このコーナーでは、そんなプロジェクトを通じて、地域の未来をつくる元気な人々をご紹介します。
神楽とは、五穀豊穣や無病息災を願って、神々への祈りをささげるために奉納される歌舞のこと。全国各地の神楽が時代の流れとともに数を減らしていく中、京築地域では特色のあるさまざまな神楽団体が今もなお盛んに活動を続けており、人々の手によって大切に守られています。
この「神楽の里」京築を内外にアピールし、地域づくりに生かそうと発足したのが「神楽の里づくり推進協議会」。現在32の神楽団体と地域ボランティアが参加し、複数の団体が共演する定期公演や九州国立博物館・北九州芸術劇場での公演など、地域や団体の垣根を越え神楽を広くPRする活動を行っています。

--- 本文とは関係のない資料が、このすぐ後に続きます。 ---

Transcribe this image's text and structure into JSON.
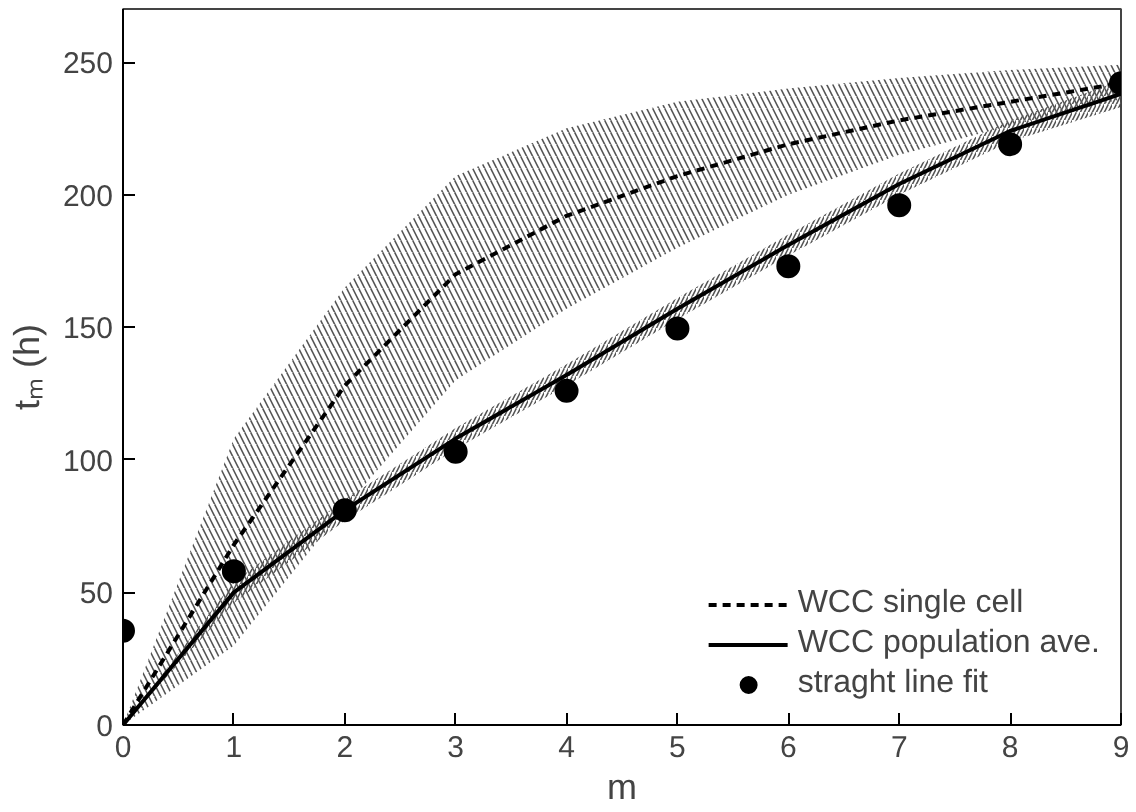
{
  "chart_data": {
    "type": "line",
    "xlabel": "m",
    "ylabel": "tₘ (h)",
    "xlim": [
      0,
      9
    ],
    "ylim": [
      0,
      270
    ],
    "xticks": [
      0,
      1,
      2,
      3,
      4,
      5,
      6,
      7,
      8,
      9
    ],
    "yticks": [
      0,
      50,
      100,
      150,
      200,
      250
    ],
    "grid": false,
    "legend": "bottom right",
    "series": [
      {
        "name": "WCC single cell",
        "line_style": "dashed",
        "color": "#000000",
        "x": [
          0,
          1,
          2,
          3,
          4,
          5,
          6,
          7,
          8,
          9
        ],
        "values": [
          0,
          68,
          128,
          170,
          192,
          207,
          219,
          228,
          235,
          242
        ],
        "lower": [
          0,
          30,
          82,
          130,
          157,
          180,
          200,
          215,
          226,
          236
        ],
        "upper": [
          0,
          108,
          165,
          207,
          225,
          235,
          240,
          244,
          247,
          249
        ]
      },
      {
        "name": "WCC population ave.",
        "line_style": "solid",
        "color": "#000000",
        "x": [
          0,
          1,
          2,
          3,
          4,
          5,
          6,
          7,
          8,
          9
        ],
        "values": [
          0,
          50,
          81,
          108,
          132,
          157,
          181,
          204,
          224,
          238
        ],
        "lower": [
          0,
          46,
          77,
          104,
          128,
          153,
          177,
          200,
          220,
          233
        ],
        "upper": [
          0,
          54,
          85,
          112,
          136,
          161,
          185,
          208,
          228,
          243
        ]
      },
      {
        "name": "straght line fit",
        "type": "scatter",
        "marker": "circle",
        "color": "#000000",
        "x": [
          0,
          1,
          2,
          3,
          4,
          5,
          6,
          7,
          8,
          9
        ],
        "values": [
          35.5,
          58,
          81,
          103,
          126,
          149.5,
          173,
          196,
          219,
          242
        ]
      }
    ]
  }
}
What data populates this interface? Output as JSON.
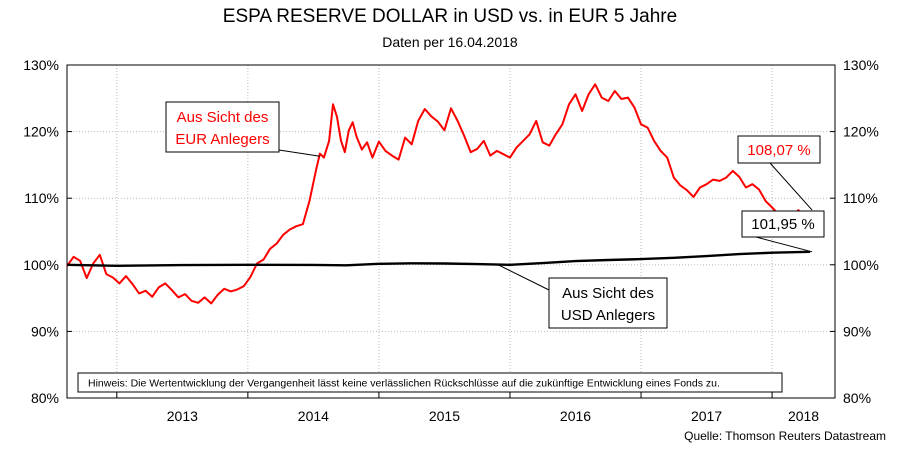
{
  "title": "ESPA RESERVE DOLLAR in USD vs. in EUR 5 Jahre",
  "subtitle": "Daten per 16.04.2018",
  "source": "Quelle: Thomson Reuters Datastream",
  "disclaimer": "Hinweis: Die Wertentwicklung der Vergangenheit lässt keine verlässlichen Rückschlüsse auf die zukünftige Entwicklung eines Fonds zu.",
  "colors": {
    "eur": "#ff0000",
    "usd": "#000000",
    "grid": "#bbbbbb"
  },
  "chart_data": {
    "type": "line",
    "title": "ESPA RESERVE DOLLAR in USD vs. in EUR 5 Jahre",
    "subtitle": "Daten per 16.04.2018",
    "x_range": [
      2012.62,
      2018.48
    ],
    "ylim": [
      80,
      130
    ],
    "y_ticks": [
      80,
      90,
      100,
      110,
      120,
      130
    ],
    "y_tick_labels": [
      "80%",
      "90%",
      "100%",
      "110%",
      "120%",
      "130%"
    ],
    "x_tick_labels": [
      "2013",
      "2014",
      "2015",
      "2016",
      "2017",
      "2018"
    ],
    "grid": true,
    "series": [
      {
        "name": "Aus Sicht des EUR Anlegers",
        "color": "#ff0000",
        "end_label": "108,07 %",
        "x": [
          2012.62,
          2012.67,
          2012.72,
          2012.77,
          2012.82,
          2012.87,
          2012.92,
          2012.97,
          2013.02,
          2013.07,
          2013.12,
          2013.17,
          2013.22,
          2013.27,
          2013.32,
          2013.37,
          2013.42,
          2013.47,
          2013.52,
          2013.57,
          2013.62,
          2013.67,
          2013.72,
          2013.77,
          2013.82,
          2013.87,
          2013.92,
          2013.97,
          2014.02,
          2014.07,
          2014.12,
          2014.17,
          2014.22,
          2014.27,
          2014.32,
          2014.37,
          2014.42,
          2014.47,
          2014.52,
          2014.55,
          2014.58,
          2014.62,
          2014.65,
          2014.68,
          2014.71,
          2014.74,
          2014.77,
          2014.8,
          2014.83,
          2014.87,
          2014.91,
          2014.95,
          2015.0,
          2015.05,
          2015.1,
          2015.15,
          2015.2,
          2015.25,
          2015.3,
          2015.35,
          2015.4,
          2015.45,
          2015.5,
          2015.55,
          2015.6,
          2015.65,
          2015.7,
          2015.75,
          2015.8,
          2015.85,
          2015.9,
          2015.95,
          2016.0,
          2016.05,
          2016.1,
          2016.15,
          2016.2,
          2016.25,
          2016.3,
          2016.35,
          2016.4,
          2016.45,
          2016.5,
          2016.55,
          2016.6,
          2016.65,
          2016.7,
          2016.75,
          2016.8,
          2016.85,
          2016.9,
          2016.95,
          2017.0,
          2017.05,
          2017.1,
          2017.15,
          2017.2,
          2017.25,
          2017.3,
          2017.35,
          2017.4,
          2017.45,
          2017.5,
          2017.55,
          2017.6,
          2017.65,
          2017.7,
          2017.75,
          2017.8,
          2017.85,
          2017.9,
          2017.95,
          2018.0,
          2018.05,
          2018.1,
          2018.15,
          2018.2,
          2018.25,
          2018.29
        ],
        "y": [
          99.8,
          101.2,
          100.6,
          98.0,
          100.2,
          101.5,
          98.6,
          98.1,
          97.2,
          98.3,
          97.1,
          95.7,
          96.1,
          95.2,
          96.6,
          97.2,
          96.2,
          95.1,
          95.6,
          94.6,
          94.3,
          95.1,
          94.2,
          95.5,
          96.4,
          96.0,
          96.3,
          96.8,
          98.2,
          100.2,
          100.8,
          102.4,
          103.2,
          104.5,
          105.3,
          105.8,
          106.1,
          109.6,
          114.2,
          116.7,
          116.1,
          118.6,
          124.1,
          122.2,
          118.7,
          116.9,
          120.2,
          121.4,
          119.2,
          117.3,
          118.4,
          116.1,
          118.5,
          117.1,
          116.4,
          115.8,
          119.1,
          118.1,
          121.6,
          123.4,
          122.3,
          121.5,
          120.2,
          123.5,
          121.6,
          119.4,
          116.9,
          117.4,
          118.6,
          116.4,
          117.1,
          116.6,
          116.1,
          117.6,
          118.6,
          119.6,
          121.6,
          118.4,
          117.9,
          119.6,
          121.1,
          124.1,
          125.6,
          123.1,
          125.6,
          127.1,
          125.1,
          124.6,
          126.1,
          124.9,
          125.1,
          123.6,
          121.1,
          120.6,
          118.6,
          117.1,
          116.1,
          113.1,
          111.9,
          111.2,
          110.2,
          111.6,
          112.1,
          112.8,
          112.6,
          113.1,
          114.1,
          113.2,
          111.6,
          112.1,
          111.3,
          109.6,
          108.6,
          107.6,
          106.8,
          107.1,
          108.2,
          107.4,
          108.07
        ]
      },
      {
        "name": "Aus Sicht des USD Anlegers",
        "color": "#000000",
        "end_label": "101,95 %",
        "x": [
          2012.62,
          2013.0,
          2013.5,
          2014.0,
          2014.5,
          2014.75,
          2015.0,
          2015.25,
          2015.5,
          2015.75,
          2016.0,
          2016.25,
          2016.5,
          2016.75,
          2017.0,
          2017.25,
          2017.5,
          2017.75,
          2018.0,
          2018.29
        ],
        "y": [
          100.0,
          99.85,
          99.95,
          100.0,
          99.98,
          99.92,
          100.15,
          100.22,
          100.2,
          100.1,
          100.0,
          100.25,
          100.55,
          100.72,
          100.85,
          101.05,
          101.3,
          101.6,
          101.82,
          101.95
        ]
      }
    ],
    "annotations": [
      {
        "text_lines": [
          "Aus Sicht des",
          "EUR Anlegers"
        ],
        "color": "#ff0000"
      },
      {
        "text_lines": [
          "Aus Sicht des",
          "USD Anlegers"
        ],
        "color": "#000000"
      }
    ]
  }
}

また、「日本一の神楽の里づくり」を目指す「京築連帯アメニティ都市圏構想」の推進と連動することで、観光振興や次代への継承にもつなげています。
協議会の会長、栗焼憲児さんは「地域の食と神楽を組み合わせたイベントには毎年たくさんの人が訪れています。都市部などでの公演の反響も大きく、それをきっかけに地元の神楽に足を運んでくれる人も多い」と手応えを感じています。
父親が舞う姿に憧れ、高校生の時から「三毛門(みけかど)神楽講」に所属する内丸典久さん(写真後列右端)は「神楽がいろいろな人とのつながりを作ってくれている。若い自分たちが中心になって次世代につないでいきたい」と語ります。
伝統を守り伝えていく一方で、ジャズやオペラとの融合など新しい挑戦も始まっている京築神楽。古くからの伝統芸能が、地域の人々の絆をさらに深め、地域全体の振興に新たな息吹を運んでいます。
京築連帯アメニティ都市圏構想
平成19年に福岡県と行橋市、豊前市、苅田町、みやこ町、吉富町、上毛町、築上町が一体となってスタート。神楽などの地域資源を生かしながら、「産業の力」「文化の力」「教育の力」を柱とした地域活性化プロジェクトを推進しており、特産品開発や体験・滞在型観光ツアー、神楽の重要無形民俗文化財指定に向けた運動などさまざまな取り組みを行っている。